(432e) Kinetic Modeling of Industrial-Scale Ldpe Reactors

Various reactor types are operated for the production of low-density polyethylene (LDPE) to meet customer demands for different application properties. The most widely used reactor types for the high-pressure polymerization of ethylene on industrial scale are tubular reactors and continuous stirred autoclaves. Within these general reactor constructions many different modifications were developed giving a higher flexibility to adjust process conditions, conversion and polymer properties. Multi-chamber autoclaves and multi-injection tubular reactors are operated preferentially to realize various process conditions inside one reactor to generate tailor-made LDPE. Due to their commercial relevance, it is of economic and scientific interest to understand, describe and predict the polymerization behavior of ethylene in dependence of reactor types and operation parameters. In this context mathematic modeling is a powerful tool to discover influence factors on the polymeric microstructure determining the application properties of LDPE. Besides heat balance and mixing simulations the kinetic representation of the full reaction network plays the decisive role in the description of the free-radical polymerization of ethylene. As many different reaction steps with varying rate coefficients are published for this reaction, there is no generally accepted approach postulated. Especially, the conversion of autoclave to tubular models often necessitates an adaption of the kinetic model approaches, because autoclave LDPE reactors exhibit totally different polymeric microstructures than their tubular analogues. Therefore, the selection of the most representative set of kinetic rate coefficients for one process of interest is quite challenging.  

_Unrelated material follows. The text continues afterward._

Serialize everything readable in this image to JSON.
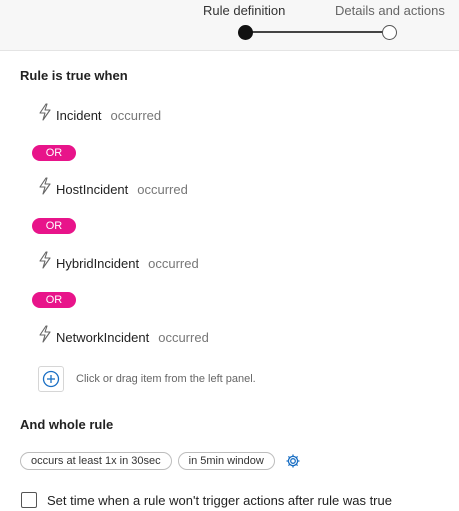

The work to be presented illustrates the development of a kinetic model using the example of the peroxide-initiated polymerization of ethylene in an industrial-scale multi-zone autoclave. Within the software package PREDICI the reaction network as well as reactor geometry and heat balance can be implemented in one model simulating microstructural polymer properties like the molecular weight distributions (MWD), molar mass averages and branching densities [1].

To test the impact of rate coefficients and reaction steps on the modeled microstructure of LDPE and to find the most suitable combination, commonly used kinetic data sets are applied to the considered autoclave model [2]-[4]. The main criterion for the assessment of a certain reaction network is the right simulation of the autoclave-characteristic high-molecular weight shoulder in the MWD. As shown by a comparison of rate sets and their effect on polymer properties, the formulation and quantification of the following reactions can be determined as crucial for the prediction of autoclave-specific MWD:

• intermolecular transfer reactions (low- and high-molecular species)
• β-scission
• terminal double bond propagation

The influence of the first aspect is significant for the correct estimation of the maximum and the dispersity of the MWD, whereas the second point is simply responsible for the degradation of high-molecular weight chains. Mostly, the rate coefficients for these transfer and β-scission reactions are fitted to achieve the best agreement with experimental data (MWD and branching densities) neglecting terminal double bond propagation. But reactions on polymeric double bonds resulting from transfer to α-olefines, β-scission and disproportionation could play a decisive role, especially for the development of a distinctive high-molecular weight shoulder in the MWD. Sensitivity studies on terminal double bond propagation kinetics demonstrate how this additional mechanism affects the polymeric microstructure and how it could be implemented to match experimentally found LDPE properties.

The extended kinetic approach is tested and validated on a number of processes operated in the chosen multi-zone autoclave. Finally, the kinetics are transferred to an industrial tubular reactor model to check the universal applicability of this approach.

[1]   M. Wulkow, Macromol. React. Eng. 2008, 2, 461-494.

[2]   M. Busch, Macromol. Theo. Simul. 2001, 10, 408.

[3]   P. Iedema, M. Wulkow, H. C. J. Hoefsloot, Macromolecules 2000, 33, 7179.

[4]   P. Pladis, C. Kiparissides, Chem. Eng. Sci. 1998, 53, 3315.